By Jason Frierson
Nevadans are embodied with a pioneer spirit. We were, after all, battle born in 1864, inheriting crushing territorial debt, and facing war as a nation. Yet, we persevered and stood up a strong state. Faced with the most devastating global crisis in a century, we now begin the work to stand strong once again.
Governors have the unenviable task of making tough decisions. Nevada’s first governor, H.G. Blasdel, said in the first State of the State address: “…of a new State is devolved a responsibility demanding the exercise of the most patient research, and the soundest discretion.”
I supported Gov. Sisolak’s decision to issue a stay-at-home order, as it represented patient research and sound discretion. At the governor’s direction, we have stayed home for Nevada and it has paid off. We have flattened the curve and are entering Phase 1 of Nevada’s reopening.
The Nevada Legislature has been a valuable partner in moving our state forward in this time of crisis. Collectively, the Assembly Democratic Caucus reached out to those in need, delivering food and supplies to the doorsteps of vulnerable families.
We have donated thousands of meals to medical workers at hospitals and nursing homes statewide. We’ve conducted virtual town halls and answered thousands of constituent questions, connecting them with the information they need. We have worked with our partners in the federal delegation pushing for more equitable aid to our state and small business owners. And recently, I signed on with other state legislative leaders around the country to push for more federal aid to help close the holes that are gaping wide in our state budget.
Moving forward, the Legislature will also have the unenviable task of assessing our state’s financial outlook. We must put an infrastructure in place to be able to better work with public/private partnerships to ensure the delivery of crucial services. We must be better prepared to seek, receive and utilize federal dollars. We must give local governments flexibility to meet the needs of their community.
We are presently gathering data and revenue projections to better guide us in coming months. Without question, there are tough decisions to be made. We must remain committed to making decisions in ways that reflect our shared values.

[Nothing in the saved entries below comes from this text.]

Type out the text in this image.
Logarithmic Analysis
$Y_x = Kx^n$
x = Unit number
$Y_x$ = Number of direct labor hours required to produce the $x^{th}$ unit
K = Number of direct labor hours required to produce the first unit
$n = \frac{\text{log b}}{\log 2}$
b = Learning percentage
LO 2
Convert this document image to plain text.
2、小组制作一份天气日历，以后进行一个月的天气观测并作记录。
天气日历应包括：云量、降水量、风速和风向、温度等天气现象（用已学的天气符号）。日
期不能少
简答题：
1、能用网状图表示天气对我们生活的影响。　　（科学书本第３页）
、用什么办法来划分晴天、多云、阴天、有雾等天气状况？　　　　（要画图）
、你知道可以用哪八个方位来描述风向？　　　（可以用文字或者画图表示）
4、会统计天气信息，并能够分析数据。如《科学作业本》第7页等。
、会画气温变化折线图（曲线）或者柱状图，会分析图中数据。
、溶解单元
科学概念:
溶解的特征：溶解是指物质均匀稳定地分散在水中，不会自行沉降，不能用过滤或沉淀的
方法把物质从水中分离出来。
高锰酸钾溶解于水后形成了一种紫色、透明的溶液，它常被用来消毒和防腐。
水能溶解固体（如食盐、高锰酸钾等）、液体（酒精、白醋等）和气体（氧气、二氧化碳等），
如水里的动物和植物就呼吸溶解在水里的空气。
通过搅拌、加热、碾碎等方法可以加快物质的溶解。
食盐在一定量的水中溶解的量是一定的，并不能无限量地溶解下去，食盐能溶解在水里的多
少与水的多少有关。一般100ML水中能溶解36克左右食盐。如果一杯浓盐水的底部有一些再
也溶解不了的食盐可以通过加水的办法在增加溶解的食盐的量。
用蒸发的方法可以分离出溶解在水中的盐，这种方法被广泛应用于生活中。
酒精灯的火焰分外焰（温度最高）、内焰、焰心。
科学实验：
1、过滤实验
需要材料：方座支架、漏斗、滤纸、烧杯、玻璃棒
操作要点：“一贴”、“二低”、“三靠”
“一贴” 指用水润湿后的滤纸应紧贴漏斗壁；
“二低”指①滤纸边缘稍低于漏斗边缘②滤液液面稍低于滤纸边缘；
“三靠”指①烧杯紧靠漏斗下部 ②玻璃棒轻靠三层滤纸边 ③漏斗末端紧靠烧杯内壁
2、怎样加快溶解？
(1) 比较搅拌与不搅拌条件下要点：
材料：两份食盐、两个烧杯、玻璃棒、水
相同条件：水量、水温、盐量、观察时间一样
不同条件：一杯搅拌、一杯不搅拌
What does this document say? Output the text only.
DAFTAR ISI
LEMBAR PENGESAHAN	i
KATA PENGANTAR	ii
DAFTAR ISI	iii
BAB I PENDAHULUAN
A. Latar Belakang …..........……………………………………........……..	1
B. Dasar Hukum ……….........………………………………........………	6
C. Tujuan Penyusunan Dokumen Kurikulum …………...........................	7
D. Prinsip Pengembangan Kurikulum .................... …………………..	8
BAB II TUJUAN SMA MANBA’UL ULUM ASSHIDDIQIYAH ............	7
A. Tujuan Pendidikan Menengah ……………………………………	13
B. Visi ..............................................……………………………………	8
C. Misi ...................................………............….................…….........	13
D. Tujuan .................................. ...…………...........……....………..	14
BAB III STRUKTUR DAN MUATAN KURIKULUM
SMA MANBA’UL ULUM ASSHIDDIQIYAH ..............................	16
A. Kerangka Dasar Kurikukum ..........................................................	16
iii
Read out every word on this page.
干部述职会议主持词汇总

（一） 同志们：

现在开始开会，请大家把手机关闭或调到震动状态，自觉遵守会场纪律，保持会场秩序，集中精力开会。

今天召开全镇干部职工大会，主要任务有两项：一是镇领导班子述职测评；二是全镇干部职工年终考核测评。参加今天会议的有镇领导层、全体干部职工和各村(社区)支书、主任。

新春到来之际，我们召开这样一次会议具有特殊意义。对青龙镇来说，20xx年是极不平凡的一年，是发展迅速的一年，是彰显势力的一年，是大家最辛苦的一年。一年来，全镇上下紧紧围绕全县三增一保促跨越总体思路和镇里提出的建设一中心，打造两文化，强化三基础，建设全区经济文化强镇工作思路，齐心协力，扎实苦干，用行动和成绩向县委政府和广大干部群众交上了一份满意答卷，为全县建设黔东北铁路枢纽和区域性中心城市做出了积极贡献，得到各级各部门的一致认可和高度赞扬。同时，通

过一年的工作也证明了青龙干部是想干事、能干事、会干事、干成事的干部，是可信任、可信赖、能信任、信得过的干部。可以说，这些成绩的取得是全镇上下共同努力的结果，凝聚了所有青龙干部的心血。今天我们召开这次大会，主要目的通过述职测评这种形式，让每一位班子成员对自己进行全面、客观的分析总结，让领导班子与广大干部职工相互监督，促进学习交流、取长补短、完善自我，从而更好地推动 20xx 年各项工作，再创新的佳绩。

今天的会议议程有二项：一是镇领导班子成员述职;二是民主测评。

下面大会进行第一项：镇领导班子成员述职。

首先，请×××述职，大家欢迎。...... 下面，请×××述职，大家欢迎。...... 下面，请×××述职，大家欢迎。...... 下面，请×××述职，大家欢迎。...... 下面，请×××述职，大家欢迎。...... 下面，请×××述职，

All of these things have been made easier to accomplish with the Governor’s Local Empowerment Advisory Panel (LEAP) and local governments are already creating transitions for their communities going into Phase 1. In no uncertain terms, we must make sure we are better able to process unemployment insurance claims and provide timely relief to those who need it most. To those of you still experiencing frustration with the DETR system, we hear you and we are committed to ensuring you get the financial assistance you need and deserve.
The work ahead is going to be a long road but we must do it together. As speaker, I have always extended an olive branch across the aisle in order to find common ground. Real leadership is forged in a time of crisis and we must put Nevada and her citizens above political rhetoric.
As leaders and statesmen and women, we must remember that we should not only look for common ground during a crisis. As leaders, it is our responsibility to do so all the time.
I am proud to lead the most diverse legislature in the country.
Our members represent people from all walks of life, fighting for the well-being of our entire state. With an economy built on service and people of color making up a significant portion of those industries, Nevadans have had the double whammy of both being exposed to the virus as well as laid off indefinitely. We also recognize the ruthless attack this pandemic has leveraged upon communities of color, and we must confront the disparities the COVID-19 crisis has exposed head-on with data driven recommendations.
The Nevada Legislature stands at the ready, doing the work needed to come out of this pandemic together. Already we have taken steps in the 2019 legislative session that we can build upon, including prohibiting employers from requiring employees from reporting to work to verify an illness, passing paid family leave, banning surprise emergency room billing, and creating a Patient Protection Commission.
We will get through this crisis, but to emerge stronger than ever, it has never been more important to act as one Nevada, as we have at so many critical junctures in the past. We are battle born and together is the only way forward.
Jason Frierson, a Democrat, is the speaker of the Assembly.